Christianity Today and Trump: A Jew’s Unnecessary Take
I have a large number of conservative, evangelical friends. more so than the average Jew. Most of this has to do with living outside of the Five Boroughs, in smaller Jewish communities with a greater presence of religious Christians, and some of it has to do with my lengthy military service.
Watching the disagreement over the Christianity Today piece, I’m stricken by the number of times I’ve read “but Romans 13”, which has one of those interesting sourcing nuances in the original Greek, in rejoinder. It’s hard to fully understand the applicability of those arguments, however you take obedience/deference to authority, when the authority defines a Constitutional process for impeachment.
As an aside, Judaism has a similar concept, dina d’malchuta dina, which I’ve blogged about before. The bottom line is that there’s no slam dunk religious argument that either demands or repudiates removal of anyone from office. Absent any of that, I think it’s terrifically absurd to argue over the religious necessity of impeachment. I think it’s also terrifically absurd, to the point of rank hypocrisy, to defend the conduct of our President from any religious perspective.

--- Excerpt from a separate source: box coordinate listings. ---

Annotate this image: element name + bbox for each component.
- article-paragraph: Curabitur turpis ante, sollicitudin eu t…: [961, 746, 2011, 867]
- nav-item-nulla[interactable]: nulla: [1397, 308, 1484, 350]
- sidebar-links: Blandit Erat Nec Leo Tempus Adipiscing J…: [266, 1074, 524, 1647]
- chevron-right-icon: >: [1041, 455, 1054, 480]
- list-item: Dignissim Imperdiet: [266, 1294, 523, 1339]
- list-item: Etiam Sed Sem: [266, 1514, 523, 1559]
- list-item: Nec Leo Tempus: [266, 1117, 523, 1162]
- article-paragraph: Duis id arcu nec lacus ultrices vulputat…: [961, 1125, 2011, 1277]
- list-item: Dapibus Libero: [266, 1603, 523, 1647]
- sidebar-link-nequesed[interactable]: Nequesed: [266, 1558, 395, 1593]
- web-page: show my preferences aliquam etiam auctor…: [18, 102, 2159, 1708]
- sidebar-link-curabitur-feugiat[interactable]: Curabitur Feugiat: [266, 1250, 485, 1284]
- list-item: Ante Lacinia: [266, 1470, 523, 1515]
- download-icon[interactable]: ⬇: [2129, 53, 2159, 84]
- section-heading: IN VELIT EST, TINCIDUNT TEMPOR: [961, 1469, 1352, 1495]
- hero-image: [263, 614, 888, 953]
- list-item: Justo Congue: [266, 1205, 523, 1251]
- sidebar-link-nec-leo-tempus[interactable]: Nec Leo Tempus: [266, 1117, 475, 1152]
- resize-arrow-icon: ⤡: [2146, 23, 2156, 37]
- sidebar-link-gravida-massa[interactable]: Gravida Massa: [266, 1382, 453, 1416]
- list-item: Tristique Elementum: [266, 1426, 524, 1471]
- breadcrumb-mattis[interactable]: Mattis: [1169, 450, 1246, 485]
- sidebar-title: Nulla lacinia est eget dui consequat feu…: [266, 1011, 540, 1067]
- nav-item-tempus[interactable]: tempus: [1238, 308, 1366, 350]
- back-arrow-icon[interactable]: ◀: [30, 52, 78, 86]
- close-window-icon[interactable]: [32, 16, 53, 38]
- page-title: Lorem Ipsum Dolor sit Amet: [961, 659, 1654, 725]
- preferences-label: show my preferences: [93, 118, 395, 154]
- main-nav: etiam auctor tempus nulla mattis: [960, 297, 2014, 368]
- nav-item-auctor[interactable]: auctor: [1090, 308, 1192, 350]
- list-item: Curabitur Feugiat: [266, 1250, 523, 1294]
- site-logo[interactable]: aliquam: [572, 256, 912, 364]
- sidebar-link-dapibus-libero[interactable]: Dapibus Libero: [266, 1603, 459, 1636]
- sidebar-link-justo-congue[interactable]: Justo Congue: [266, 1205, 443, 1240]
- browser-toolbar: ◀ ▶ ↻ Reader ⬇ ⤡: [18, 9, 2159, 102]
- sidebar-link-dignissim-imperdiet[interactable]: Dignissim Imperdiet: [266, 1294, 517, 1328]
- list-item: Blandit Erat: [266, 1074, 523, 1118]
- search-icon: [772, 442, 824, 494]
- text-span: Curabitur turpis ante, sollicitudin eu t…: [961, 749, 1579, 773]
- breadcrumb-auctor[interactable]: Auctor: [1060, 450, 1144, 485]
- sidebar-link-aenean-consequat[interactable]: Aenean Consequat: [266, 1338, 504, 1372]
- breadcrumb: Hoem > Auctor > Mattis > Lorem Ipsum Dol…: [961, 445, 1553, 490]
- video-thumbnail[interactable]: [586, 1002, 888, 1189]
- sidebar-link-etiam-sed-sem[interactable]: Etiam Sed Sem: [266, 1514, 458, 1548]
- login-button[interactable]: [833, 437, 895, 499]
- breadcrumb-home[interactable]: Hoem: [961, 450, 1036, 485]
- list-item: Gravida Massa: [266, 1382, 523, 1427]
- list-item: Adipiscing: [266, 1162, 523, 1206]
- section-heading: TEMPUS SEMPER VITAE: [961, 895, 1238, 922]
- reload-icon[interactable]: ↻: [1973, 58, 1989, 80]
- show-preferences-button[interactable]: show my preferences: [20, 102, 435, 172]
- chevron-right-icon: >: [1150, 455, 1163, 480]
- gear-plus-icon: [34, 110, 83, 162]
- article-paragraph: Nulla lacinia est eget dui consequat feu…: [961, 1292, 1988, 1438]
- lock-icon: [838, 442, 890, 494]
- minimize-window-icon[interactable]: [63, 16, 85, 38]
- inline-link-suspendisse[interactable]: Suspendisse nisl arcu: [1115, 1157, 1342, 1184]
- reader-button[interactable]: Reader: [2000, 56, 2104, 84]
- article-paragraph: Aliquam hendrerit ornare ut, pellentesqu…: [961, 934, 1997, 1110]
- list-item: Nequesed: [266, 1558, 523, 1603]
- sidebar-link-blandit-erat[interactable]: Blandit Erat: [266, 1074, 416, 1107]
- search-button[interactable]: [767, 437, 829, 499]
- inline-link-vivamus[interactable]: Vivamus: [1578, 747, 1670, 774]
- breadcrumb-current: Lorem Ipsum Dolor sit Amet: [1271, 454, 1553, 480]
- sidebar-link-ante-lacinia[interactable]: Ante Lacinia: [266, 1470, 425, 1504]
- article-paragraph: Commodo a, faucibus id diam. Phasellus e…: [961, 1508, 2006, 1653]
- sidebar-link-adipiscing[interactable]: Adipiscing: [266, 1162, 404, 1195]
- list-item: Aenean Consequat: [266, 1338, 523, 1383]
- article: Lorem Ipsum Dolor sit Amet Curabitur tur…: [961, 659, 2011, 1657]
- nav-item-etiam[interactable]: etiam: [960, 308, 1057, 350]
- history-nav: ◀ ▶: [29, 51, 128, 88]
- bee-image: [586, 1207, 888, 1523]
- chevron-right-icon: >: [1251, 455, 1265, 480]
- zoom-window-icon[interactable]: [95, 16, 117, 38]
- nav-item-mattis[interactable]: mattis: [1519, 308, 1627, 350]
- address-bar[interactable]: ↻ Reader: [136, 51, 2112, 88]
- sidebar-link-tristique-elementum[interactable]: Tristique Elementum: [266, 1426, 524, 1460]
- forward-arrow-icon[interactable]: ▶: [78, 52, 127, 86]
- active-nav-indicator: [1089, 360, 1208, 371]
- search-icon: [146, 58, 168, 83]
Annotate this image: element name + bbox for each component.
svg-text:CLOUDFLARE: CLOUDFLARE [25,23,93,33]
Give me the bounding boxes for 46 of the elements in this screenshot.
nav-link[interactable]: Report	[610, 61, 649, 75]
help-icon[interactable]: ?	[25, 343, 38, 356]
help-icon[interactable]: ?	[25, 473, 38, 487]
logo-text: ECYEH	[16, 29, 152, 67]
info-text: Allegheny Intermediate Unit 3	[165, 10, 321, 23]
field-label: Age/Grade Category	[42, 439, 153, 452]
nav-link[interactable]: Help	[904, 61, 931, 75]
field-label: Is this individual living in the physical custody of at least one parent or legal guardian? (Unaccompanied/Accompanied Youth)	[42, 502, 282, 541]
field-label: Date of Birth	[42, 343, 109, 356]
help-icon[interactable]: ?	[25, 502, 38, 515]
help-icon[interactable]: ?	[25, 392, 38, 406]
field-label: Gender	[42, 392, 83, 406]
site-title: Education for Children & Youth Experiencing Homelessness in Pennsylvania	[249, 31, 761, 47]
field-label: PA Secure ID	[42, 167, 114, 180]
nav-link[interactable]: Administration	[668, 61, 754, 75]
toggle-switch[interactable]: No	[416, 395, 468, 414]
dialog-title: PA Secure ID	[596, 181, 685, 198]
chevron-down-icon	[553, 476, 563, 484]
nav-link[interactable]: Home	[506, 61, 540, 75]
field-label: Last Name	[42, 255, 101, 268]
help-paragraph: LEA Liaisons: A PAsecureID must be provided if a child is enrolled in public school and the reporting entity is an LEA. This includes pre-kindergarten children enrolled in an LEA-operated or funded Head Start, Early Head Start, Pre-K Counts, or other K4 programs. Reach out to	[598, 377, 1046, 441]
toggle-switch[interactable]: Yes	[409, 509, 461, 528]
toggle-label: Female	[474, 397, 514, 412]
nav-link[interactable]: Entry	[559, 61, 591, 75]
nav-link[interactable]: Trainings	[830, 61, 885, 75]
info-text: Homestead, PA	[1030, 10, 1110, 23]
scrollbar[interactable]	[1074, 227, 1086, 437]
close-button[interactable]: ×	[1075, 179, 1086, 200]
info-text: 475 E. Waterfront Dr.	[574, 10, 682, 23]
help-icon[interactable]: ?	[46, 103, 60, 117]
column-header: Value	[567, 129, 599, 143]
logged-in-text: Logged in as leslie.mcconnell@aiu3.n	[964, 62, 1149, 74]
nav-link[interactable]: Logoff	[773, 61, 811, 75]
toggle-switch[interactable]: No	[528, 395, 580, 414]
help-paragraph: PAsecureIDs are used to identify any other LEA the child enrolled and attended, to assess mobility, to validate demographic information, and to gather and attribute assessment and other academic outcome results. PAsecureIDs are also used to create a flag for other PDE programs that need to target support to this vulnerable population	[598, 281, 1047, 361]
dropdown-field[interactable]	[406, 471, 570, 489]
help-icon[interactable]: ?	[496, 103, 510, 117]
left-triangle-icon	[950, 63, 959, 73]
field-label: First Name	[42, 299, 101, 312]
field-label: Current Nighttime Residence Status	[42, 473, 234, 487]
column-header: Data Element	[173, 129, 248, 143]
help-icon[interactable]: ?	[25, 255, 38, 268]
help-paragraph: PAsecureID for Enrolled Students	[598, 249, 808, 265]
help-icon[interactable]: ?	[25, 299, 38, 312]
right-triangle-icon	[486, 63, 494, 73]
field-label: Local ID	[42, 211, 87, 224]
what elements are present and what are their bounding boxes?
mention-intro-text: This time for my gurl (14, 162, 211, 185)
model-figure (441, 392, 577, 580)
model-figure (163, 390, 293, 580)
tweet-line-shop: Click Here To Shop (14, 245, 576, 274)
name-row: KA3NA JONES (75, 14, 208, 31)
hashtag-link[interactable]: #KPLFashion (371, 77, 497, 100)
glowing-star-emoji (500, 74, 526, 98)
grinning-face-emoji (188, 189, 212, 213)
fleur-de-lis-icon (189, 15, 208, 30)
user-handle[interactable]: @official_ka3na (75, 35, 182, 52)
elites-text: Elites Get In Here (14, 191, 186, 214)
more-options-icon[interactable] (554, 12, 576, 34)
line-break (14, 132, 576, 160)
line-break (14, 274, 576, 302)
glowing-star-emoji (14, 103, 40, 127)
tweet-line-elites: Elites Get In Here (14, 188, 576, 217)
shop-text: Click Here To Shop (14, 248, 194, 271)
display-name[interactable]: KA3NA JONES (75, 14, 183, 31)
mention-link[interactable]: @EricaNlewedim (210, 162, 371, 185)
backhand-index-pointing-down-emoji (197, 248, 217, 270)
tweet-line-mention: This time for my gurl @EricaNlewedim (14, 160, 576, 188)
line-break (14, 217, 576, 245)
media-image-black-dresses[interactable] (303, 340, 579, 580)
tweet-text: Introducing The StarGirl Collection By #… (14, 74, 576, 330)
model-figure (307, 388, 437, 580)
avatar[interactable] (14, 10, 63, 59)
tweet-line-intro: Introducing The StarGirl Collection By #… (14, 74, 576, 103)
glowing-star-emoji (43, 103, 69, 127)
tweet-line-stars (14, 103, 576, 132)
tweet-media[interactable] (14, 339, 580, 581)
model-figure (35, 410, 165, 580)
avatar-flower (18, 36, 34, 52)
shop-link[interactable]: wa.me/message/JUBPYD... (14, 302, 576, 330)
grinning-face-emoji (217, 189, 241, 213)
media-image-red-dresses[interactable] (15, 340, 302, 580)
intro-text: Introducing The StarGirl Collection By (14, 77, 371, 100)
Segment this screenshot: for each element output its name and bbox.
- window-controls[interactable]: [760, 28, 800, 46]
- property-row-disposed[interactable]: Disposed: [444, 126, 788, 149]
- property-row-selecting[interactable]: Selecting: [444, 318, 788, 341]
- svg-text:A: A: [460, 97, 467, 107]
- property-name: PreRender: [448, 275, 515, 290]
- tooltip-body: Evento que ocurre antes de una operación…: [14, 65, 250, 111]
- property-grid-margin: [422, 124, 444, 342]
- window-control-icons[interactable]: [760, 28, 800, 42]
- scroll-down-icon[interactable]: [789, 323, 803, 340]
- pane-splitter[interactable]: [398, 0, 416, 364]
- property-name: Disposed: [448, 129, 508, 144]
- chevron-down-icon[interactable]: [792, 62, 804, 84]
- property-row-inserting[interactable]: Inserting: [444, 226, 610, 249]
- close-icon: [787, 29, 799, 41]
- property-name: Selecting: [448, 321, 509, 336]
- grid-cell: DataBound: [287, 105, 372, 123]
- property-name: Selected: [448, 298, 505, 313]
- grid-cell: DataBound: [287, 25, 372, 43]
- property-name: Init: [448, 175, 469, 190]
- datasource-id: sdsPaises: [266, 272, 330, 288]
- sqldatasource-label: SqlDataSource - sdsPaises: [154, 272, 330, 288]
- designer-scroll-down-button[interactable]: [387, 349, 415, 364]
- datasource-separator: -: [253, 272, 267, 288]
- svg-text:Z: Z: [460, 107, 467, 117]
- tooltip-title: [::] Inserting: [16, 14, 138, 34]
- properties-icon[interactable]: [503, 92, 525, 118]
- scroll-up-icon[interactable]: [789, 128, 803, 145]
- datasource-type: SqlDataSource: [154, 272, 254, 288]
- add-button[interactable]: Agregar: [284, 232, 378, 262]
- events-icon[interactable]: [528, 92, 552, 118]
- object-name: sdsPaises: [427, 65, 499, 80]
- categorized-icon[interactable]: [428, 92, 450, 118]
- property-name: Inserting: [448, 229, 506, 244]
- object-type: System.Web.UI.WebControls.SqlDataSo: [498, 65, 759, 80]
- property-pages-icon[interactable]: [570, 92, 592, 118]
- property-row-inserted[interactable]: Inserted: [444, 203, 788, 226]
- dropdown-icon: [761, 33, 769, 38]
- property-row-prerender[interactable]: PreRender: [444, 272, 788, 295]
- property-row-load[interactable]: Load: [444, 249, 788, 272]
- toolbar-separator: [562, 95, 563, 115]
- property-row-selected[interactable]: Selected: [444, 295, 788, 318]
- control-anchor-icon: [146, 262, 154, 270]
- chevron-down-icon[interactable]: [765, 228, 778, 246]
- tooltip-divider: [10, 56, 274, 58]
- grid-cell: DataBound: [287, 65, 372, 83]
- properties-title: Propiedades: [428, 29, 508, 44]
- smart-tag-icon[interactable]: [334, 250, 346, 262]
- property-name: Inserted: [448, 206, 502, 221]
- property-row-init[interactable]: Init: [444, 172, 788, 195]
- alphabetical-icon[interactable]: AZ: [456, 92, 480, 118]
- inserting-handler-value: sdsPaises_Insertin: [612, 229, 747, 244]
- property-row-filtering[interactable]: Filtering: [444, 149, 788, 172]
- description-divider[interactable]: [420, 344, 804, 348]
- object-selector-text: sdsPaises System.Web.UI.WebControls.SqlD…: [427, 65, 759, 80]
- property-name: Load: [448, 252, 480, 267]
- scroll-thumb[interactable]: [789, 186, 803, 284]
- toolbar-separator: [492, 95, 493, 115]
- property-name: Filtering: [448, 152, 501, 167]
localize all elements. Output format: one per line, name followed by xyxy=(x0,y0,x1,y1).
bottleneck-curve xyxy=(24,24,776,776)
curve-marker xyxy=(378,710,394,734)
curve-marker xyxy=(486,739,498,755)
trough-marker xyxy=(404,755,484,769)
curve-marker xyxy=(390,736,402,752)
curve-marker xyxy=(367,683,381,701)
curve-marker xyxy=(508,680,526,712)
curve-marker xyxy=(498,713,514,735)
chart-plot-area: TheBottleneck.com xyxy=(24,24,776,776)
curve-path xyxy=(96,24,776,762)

I much prefer the folks who can honestly say, “I don’t like or excuse Donald Trump. I am concerned about him using his veto role to keep Congress under control. I do not want liberal appointees to the courts.”
These are reasonable arguments, much more reasonable than pretending like Donald J. Trump’s obvious moral shortcomings make a vote or support for him a righteous, Christian act. It is, quite simply, not.
I read your Beatitudes. Donald Trump isn’t there.
What I don’t agree with is the notion that Trump should be removed on the merits of Christian morality. All the people that say, “we don’t elect a saint,” are correct. We do not.
And with that, I also don’t think the moral calculus of an American voter is an indictment on the sufficiency of someone’s Christianity because they do support him.
I think we fall into the same false choice that we did in 2016. Trump is an amoral, disgusting charlatan. Clinton was, to me, a problematic former Secretary of State with a demonstrable penchant for foreign intervention who talked out of two sides of her mouth on climate issues. My liberal friends chide me, “well, she was better than Trump.” This was, in a nutshell, why I opted out of the false choice and worked for Gary Johnson in 2016.
We’re not facing this choice now. Ironically, impeachment and removal from office would result in someone arguably more moral, from a Christian evangelical perspective, taking office and effectuating policy. Mike Pence is an evangelical darling, plus he’d be eligible for two more terms. It could be a net positive; you could get the policies you love without the moral compromise.
It’s all moot. The lines are drawn. People are lead around by their conclusions. Trump’s supporters have proven they will support him no matter how clear the intransigence. Trump’s opponents have proven they will not feel peace until he is driven from office. I don’t like this President, but Congress has produced an egregious defense budget and a renewal of the Patriot Act while this impeachment thing has gone on.
One thing that is clear to me, G-d is not the embodiment of your political values. What you do when you turn the Divine Unfathomable into an exaggerated version of your conservative or liberal ideology is a form of idolatry in and of itself.
“If you are a buffalo,” Sadhguru said, “your god is a really huge buffalo.”
The irony is that if people took G-d seriously, whether a reflection of liberal or conservative value construct, you’d still think President Trump wouldn’t do too well.
Ah well. Tomorrow is Chinese food day for us, Christmas for our Christian friends. I hope we all find our way back to the light as a nation. America will survive. Make sure your friendships and relationships do, too.